– February 18, 2016Posted in: Featured Categories, Stories
By ZEINAB NAJM
Photo by Zeinab Najm
Democratic presidential candidate Bernie Sanders speaks to hundreds of supporters during a rally at the Union Auto Workers Local 600, 10550 Dix Feb. 16.
DEARBORN — A few hundred Bernie Sanders supports filled the United Auto Workers Local 600 Feb. 15 to hear the democratic presidential candidate speak as the road to election day begins to heat up.
The senator from Vermont touched on a variety of subjects and issues facing the country now and in the future during his speech.
The first topic addressed was the UAW and trade unions, praising their work to fight for the employees on a daily basis.
Highlights from the speech included a new trade policy, affordable health care, increased minimum wage, equal pay for women, tuition-free college education, loan refinancing and Wall Street tax reform.
“We need to make America great again,” Sanders said. “I believe leadership is about standing up for something when it’s not popular.”
First, Sanders addressed how the current trade agreements have affected the middle class and manufacturing industry.
“The middle class is disappearing,” he said. “People are working longer hours for lower wages and even two or three jobs to make ends met.”
He also emphasized the importance of bringing factory jobs from overseas back to America and have corporate companies invest in manufacturing.
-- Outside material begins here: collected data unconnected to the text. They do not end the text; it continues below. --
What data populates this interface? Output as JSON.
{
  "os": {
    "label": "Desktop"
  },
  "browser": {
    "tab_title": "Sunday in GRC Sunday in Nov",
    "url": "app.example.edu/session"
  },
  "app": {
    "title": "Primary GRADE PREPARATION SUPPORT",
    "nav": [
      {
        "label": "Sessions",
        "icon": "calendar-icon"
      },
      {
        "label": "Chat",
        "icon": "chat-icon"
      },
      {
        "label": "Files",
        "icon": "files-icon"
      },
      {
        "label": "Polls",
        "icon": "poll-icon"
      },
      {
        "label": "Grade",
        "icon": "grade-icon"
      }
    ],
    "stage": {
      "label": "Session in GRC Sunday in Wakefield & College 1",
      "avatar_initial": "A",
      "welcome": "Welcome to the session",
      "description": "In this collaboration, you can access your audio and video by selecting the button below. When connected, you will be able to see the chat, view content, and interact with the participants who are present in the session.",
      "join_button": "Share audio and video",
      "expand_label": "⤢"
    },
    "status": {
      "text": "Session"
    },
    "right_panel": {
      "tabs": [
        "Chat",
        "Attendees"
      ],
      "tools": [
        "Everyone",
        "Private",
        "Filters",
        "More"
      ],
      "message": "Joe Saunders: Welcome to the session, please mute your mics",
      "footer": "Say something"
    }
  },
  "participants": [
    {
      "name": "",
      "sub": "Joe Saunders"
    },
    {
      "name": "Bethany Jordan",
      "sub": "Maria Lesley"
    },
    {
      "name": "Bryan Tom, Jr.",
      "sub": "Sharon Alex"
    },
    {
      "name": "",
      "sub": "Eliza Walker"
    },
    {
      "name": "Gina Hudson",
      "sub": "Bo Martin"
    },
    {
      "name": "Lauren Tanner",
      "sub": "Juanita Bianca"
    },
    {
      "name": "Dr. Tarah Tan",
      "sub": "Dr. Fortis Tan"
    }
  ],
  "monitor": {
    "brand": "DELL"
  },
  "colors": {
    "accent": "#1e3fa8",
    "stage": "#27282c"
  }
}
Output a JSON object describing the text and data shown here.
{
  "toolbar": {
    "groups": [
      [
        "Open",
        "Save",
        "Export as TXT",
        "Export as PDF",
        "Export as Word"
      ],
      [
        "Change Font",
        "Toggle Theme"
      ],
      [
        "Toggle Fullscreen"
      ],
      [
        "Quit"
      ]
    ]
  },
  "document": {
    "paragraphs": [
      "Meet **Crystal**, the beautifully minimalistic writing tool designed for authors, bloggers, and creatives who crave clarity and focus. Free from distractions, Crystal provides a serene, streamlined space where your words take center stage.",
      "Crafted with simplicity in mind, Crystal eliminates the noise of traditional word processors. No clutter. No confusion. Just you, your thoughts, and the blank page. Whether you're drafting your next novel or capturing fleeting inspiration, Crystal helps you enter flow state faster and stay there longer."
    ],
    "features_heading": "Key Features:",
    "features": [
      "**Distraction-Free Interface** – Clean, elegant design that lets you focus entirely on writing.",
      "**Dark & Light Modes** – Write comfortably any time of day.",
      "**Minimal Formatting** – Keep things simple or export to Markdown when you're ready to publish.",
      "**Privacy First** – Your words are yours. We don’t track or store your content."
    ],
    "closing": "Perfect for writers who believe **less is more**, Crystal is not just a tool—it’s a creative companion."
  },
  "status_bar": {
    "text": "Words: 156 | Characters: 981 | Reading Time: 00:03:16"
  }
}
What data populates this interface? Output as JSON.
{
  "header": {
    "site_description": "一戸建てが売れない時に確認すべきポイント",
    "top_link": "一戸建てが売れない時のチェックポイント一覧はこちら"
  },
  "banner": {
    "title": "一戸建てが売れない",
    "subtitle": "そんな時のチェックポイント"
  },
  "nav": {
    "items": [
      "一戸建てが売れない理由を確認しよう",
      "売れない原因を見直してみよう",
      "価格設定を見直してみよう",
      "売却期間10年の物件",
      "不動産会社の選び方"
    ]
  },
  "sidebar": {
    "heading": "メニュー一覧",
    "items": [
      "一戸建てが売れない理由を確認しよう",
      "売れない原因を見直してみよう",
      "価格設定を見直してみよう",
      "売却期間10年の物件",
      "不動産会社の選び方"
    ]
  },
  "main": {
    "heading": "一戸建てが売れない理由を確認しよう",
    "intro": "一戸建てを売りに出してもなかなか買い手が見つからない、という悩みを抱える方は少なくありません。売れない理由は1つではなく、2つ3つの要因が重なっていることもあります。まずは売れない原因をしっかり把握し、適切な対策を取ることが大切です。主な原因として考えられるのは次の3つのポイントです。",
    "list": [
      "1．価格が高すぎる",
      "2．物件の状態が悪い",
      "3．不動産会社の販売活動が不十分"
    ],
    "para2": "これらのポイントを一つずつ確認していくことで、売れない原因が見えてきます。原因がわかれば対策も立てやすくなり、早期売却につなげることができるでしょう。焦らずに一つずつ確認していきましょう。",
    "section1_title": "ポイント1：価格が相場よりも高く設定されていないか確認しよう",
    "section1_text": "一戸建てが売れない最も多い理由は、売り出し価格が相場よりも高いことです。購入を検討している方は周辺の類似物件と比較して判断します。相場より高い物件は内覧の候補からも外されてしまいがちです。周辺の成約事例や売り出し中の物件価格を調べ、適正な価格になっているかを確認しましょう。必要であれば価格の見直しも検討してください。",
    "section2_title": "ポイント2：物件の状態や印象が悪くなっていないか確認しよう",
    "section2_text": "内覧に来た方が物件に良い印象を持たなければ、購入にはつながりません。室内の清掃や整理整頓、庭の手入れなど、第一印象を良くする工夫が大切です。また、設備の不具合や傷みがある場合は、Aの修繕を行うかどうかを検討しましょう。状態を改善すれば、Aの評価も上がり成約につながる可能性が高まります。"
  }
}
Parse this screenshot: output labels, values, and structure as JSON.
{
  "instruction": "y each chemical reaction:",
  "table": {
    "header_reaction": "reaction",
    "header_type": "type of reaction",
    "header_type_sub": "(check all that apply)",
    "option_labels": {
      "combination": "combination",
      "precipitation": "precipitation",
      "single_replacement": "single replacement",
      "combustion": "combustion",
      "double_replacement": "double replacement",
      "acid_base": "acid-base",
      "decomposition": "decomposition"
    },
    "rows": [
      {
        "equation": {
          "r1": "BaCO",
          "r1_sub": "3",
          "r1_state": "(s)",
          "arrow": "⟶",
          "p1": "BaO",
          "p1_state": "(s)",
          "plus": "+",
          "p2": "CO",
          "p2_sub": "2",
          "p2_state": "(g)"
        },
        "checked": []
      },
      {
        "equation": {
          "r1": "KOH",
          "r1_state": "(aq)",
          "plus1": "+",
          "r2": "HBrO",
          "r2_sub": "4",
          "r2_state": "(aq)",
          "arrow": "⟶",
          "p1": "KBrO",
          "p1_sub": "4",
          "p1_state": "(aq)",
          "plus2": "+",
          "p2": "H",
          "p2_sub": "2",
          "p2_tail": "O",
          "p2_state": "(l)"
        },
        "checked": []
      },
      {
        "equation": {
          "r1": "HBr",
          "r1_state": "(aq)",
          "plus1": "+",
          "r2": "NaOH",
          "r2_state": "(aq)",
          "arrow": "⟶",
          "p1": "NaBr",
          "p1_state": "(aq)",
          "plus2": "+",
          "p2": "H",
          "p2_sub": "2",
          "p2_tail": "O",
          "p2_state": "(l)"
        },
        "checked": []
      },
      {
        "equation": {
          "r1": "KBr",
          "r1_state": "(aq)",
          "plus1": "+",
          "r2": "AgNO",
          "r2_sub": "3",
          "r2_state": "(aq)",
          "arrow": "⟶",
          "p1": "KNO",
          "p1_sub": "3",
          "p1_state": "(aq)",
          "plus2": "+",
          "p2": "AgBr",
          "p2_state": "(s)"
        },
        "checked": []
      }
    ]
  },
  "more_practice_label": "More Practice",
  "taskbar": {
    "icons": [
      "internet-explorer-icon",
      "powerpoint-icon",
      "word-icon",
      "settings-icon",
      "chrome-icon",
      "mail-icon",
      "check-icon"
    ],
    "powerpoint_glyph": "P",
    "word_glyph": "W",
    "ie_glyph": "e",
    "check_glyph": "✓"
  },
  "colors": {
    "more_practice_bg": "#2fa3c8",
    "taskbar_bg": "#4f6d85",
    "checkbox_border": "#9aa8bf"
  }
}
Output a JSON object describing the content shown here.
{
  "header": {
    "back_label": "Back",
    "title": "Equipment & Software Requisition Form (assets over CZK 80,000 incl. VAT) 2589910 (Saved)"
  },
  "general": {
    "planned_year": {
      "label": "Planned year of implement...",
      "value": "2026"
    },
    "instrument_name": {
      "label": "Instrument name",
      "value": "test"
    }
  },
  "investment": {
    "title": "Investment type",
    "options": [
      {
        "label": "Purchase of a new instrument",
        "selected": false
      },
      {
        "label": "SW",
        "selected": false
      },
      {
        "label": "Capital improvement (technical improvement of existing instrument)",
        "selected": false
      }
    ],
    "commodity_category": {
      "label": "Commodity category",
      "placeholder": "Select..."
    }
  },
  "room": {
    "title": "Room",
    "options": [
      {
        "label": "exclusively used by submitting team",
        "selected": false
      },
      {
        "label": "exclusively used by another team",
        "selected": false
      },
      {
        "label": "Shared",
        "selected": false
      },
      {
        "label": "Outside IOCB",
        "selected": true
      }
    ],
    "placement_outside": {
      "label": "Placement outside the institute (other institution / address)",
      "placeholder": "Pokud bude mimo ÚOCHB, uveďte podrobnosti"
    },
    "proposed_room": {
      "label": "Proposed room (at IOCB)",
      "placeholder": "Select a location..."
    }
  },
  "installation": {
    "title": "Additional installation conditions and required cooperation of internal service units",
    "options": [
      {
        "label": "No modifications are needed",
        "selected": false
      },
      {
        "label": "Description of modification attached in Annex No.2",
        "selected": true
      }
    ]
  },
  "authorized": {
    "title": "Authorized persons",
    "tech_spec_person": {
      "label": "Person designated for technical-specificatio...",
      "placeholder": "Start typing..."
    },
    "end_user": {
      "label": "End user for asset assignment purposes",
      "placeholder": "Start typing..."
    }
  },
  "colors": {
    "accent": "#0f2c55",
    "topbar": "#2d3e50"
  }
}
“When you see ads on TV, companies want you to buy their products,” Sanders said. “Well, it’s time they start making those products in the United States.”
As Sanders spoke, a woman held up an “Occupy Flint” sign with the hopes he would speak on the current water crisis. He said that that same morning he met with seven families who told him their stories.
“One mother spoke to me about her daughter who went from a straight A student to becoming disabled,” Sanders said. “I left the meeting thinking, ‘What country am I living in? Is this the United States of America?’”
During the rally, Sanders focused on issues facing youth, including employment, saying that after high school, 17- to 20-year-olds are having a difficult time finding jobs.
“High youth unemployment is connected to this country having more people in jail than any other country,” he said. “We spend $800 billion a year for the 2.2 million people currently in jail.”
Staying on the topic, Sanders said he wants to make college and universities tuition-free for students, especially those who don’t see it as an option.
“Just because a student’s parents dropped out of school and don’t have the money for their children to attend, doesn’t mean they shouldn’t,” he said. “Everyone should have access to higher education regardless of their family’s income.”
Student loan refinancing and debt was also another hot topic related to education.
“Getting an education is not a crime, and students shouldn’t be punished for it,” Sanders said. “A great nation should encourage people to get as much of an education as they can.”
Since its passing into federal law, ObamaCare has helped 17 million citizens gain health insurance, Sanders stated.
“Health care is a right, not a privilege,” he said. “We have to get health care to the 29 million who are still uninsured or underinsured.”
With the recent police incidents across the country, and even in Dearborn, Sanders said he plans to implement reform and focus on creating diversity within the departments.
Sanders acknowledged his past success in Iowa and New Hampshire, and said he is confident he can succeed in Michigan as well.
“I absolutely believe that if we stand together, if we bring our friends and neighbors and family out to vote here in Michigan we are going to win in Michigan,” he said.
The Michigan presidential primary election is March 8.